Die drei Herausgeberinnen betonen einleitend das Interesse des Bandes an ideengeschichtlichen und politischen Entwicklungen und meinen, es sei Anfang des 20. Jahrhunderts „für weite Teile der Bevölkerung fast unvorstellbar (gewesen), dass jemals wieder ein bewaffneter Konflikt größeren Ausmaßes ausbrechen würde“ (S. 14). Da fragt man sich, in welcher wissenschaftlichen Welt sie leben und findet sogar in den nachfolgenden empirischen Beiträgen einiges an Kriegsdenken und -bereitschaft, die diese naive Aussage widerlegen.
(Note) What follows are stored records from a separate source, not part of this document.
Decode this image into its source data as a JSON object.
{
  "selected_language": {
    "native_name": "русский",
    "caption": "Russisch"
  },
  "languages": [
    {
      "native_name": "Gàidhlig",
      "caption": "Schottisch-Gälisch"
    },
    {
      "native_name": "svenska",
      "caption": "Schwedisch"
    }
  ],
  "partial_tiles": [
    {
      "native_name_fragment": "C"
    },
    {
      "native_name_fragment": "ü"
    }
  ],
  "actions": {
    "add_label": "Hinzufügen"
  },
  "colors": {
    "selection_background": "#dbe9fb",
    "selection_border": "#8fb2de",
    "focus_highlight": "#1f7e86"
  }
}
Etwa die Hälfte der Beiträge ist Friedens- bzw. Kriegsdenken vor und im Ersten Weltkrieg gewidmet. Tomasz Schramm, renommierter polnischer Historiker, stellt weitgehend kontextlos die beiden Friedensdenker Jan Bloch und Norman Angell vor und schließt mit der Bloch-Biographie eines polnischen Landsmanns, sie hätten keinen Erfolg gehabt. Juliane Brandt analysiert zwei deutschsprachige evangelische Blätter aus der Donaumonarchie in Langzeitperspektive, österreichische und ungarische Parlamentarier sind das Thema von Hannes Leidinger. Henriett Kovács bietet, auf ihre ungedruckte Dissertation gestützt, informative Zitate der ungarischen Friedensbewegung vor und im Weltkrieg. In ähnliche Gefilde begibt sich Katalin Helmich, wenn sie über das Experiment einer ungarischen Friedensschule zwischen den Weltkriegen referiert. Zwei recht verschiedene Kulturmagazine aus Ungarn und Italien weisen einige Unterschiede und Gemeinsamkeiten auf (Marmiroli) und schließlich legt Enrikö Dácz Äußerungen (Siebenbürger) sächsischer Abgeordneter aus dem Krieg vor. Zusammenfassend: die Beiträge sind quellengesättigt, aber kaum reflektiert.

Dóra Freys Aufsatz zu den Verträgen von London und Bukarest, bei denen es um den italienischen bzw. rumänischen Kriegseintritt 1915/16 ging und in denen sich die beiden Staaten von der Entente viel an Gebietserwerb versprechen ließen und letztlich weniger bekamen, liefert keine neuen Erkenntnisse. Nützlich dagegen ist Maria Zmierczaks Aufsatz, der die Völkerbundsatzung von 1919 mit ihrer Vorgeschichte bis ins 19. Jahrhundert in Beziehung setzt und einen Ausblick auf weitere Entwicklungen bis zur UN liefert – und damit gute politische Bildung im klassischen Sinne liefert. Ähnliches lässt sich zu Anita Szücs berichten, die Kants „Zum ewigen Frieden“ von 1795 behutsam referiert und schlussfolgert, dieser sei in der Gegenwart wichtiger denn je.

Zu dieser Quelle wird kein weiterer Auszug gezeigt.